Посещение крестного принесло Вере Петровне некоторую пользу. Оно отвлекло от обуревавших ее мрачных мыслей. На душе у нее было по-прежнему тяжело, но все-таки она сознавала необходимость примириться со случившимся и на панихиду в больничную часовню, где лежало тело Евгения Степановича, отправилась спокойная, по крайней мере, с виду.

Мрачная, высокая, со сводами комната едва могла вместить всех собравшихся на панихиду. Те, кто был вчера на свадьбе Гардина, сошлись теперь помолиться за упокой его души. Великая тайна смерти сравняла всех, и у гроба Евгения Степановича стояли люди, искренне жалевшие его, хотя к этому чувству примешивалась немалая доля любопытства, вызванного внезапной кончиной.

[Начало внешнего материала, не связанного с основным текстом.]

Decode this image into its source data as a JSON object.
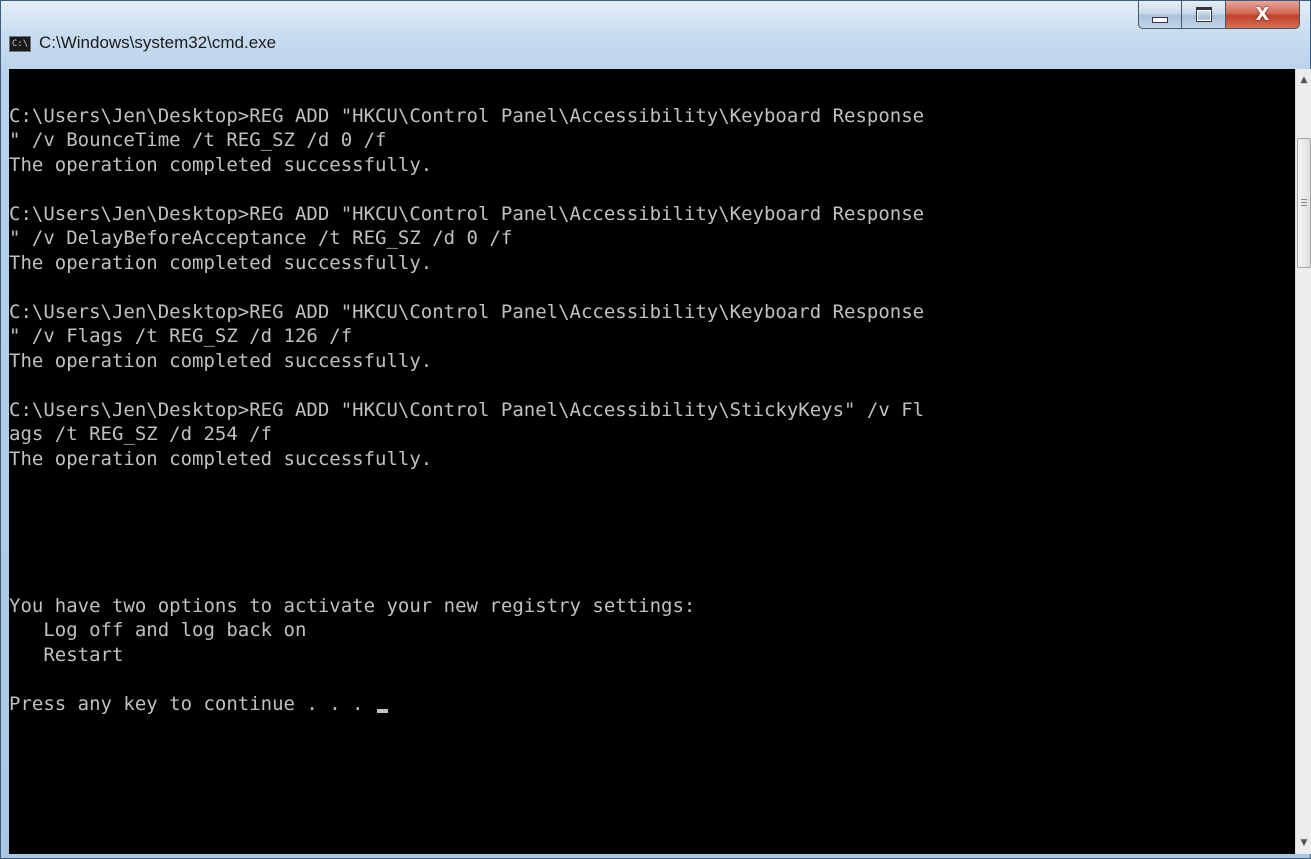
{
  "window": {
    "title": "C:\\Windows\\system32\\cmd.exe",
    "icon_label": "C:\\",
    "controls": {
      "minimize": "minimize",
      "maximize": "maximize",
      "close": "X"
    }
  },
  "console": {
    "lines": [
      "",
      "C:\\Users\\Jen\\Desktop>REG ADD \"HKCU\\Control Panel\\Accessibility\\Keyboard Response",
      "\" /v BounceTime /t REG_SZ /d 0 /f",
      "The operation completed successfully.",
      "",
      "C:\\Users\\Jen\\Desktop>REG ADD \"HKCU\\Control Panel\\Accessibility\\Keyboard Response",
      "\" /v DelayBeforeAcceptance /t REG_SZ /d 0 /f",
      "The operation completed successfully.",
      "",
      "C:\\Users\\Jen\\Desktop>REG ADD \"HKCU\\Control Panel\\Accessibility\\Keyboard Response",
      "\" /v Flags /t REG_SZ /d 126 /f",
      "The operation completed successfully.",
      "",
      "C:\\Users\\Jen\\Desktop>REG ADD \"HKCU\\Control Panel\\Accessibility\\StickyKeys\" /v Fl",
      "ags /t REG_SZ /d 254 /f",
      "The operation completed successfully.",
      "",
      "",
      "",
      "",
      "",
      "You have two options to activate your new registry settings:",
      "   Log off and log back on",
      "   Restart",
      "",
      "Press any key to continue . . . "
    ]
  },
  "colors": {
    "console_bg": "#000000",
    "console_fg": "#c0c0c0",
    "close_button": "#c0412c"
  }
}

Евгений Степанович, в погребальном уборе, лежал в гробу, поставленном у стенного образа, на невысоком катафалке. На его застывшем лице не отражалось никаких следов мук. Смерть застала его внезапно и, казалось, в последние мгновения вызвала в умирающем более недоумения, чем ужаса.

Увидав гроб, Вера Петровна, приехавшая с родителями, с рыданиями кинулась к нему, охватила голову покойника и осыпала ее поцелуями.

– Женя, мой Женя, страдалец невинный! – слышался ее лепет. – За что? За что? Тебя ли я вижу?… Ты ли это, ненаглядный мой?

Насилу ее отвели от гроба. Тишина все время стояла полная. Все разделяли горе молодой вдовы, ужас ее положения.

– Крепка, однако, – перешептывались все-таки в далеких уголках часовни.

– Н-да… Плачет только.

– Слезами, значит, вся скорбь выходит. Оно лучше. Что же поделать? Обмороками не воскресишь. Смерть подходит, ждать никого не будет. А все-таки жалко молодую. В такой час преставился!

– Да… Жить бы да радоваться, а тут вот.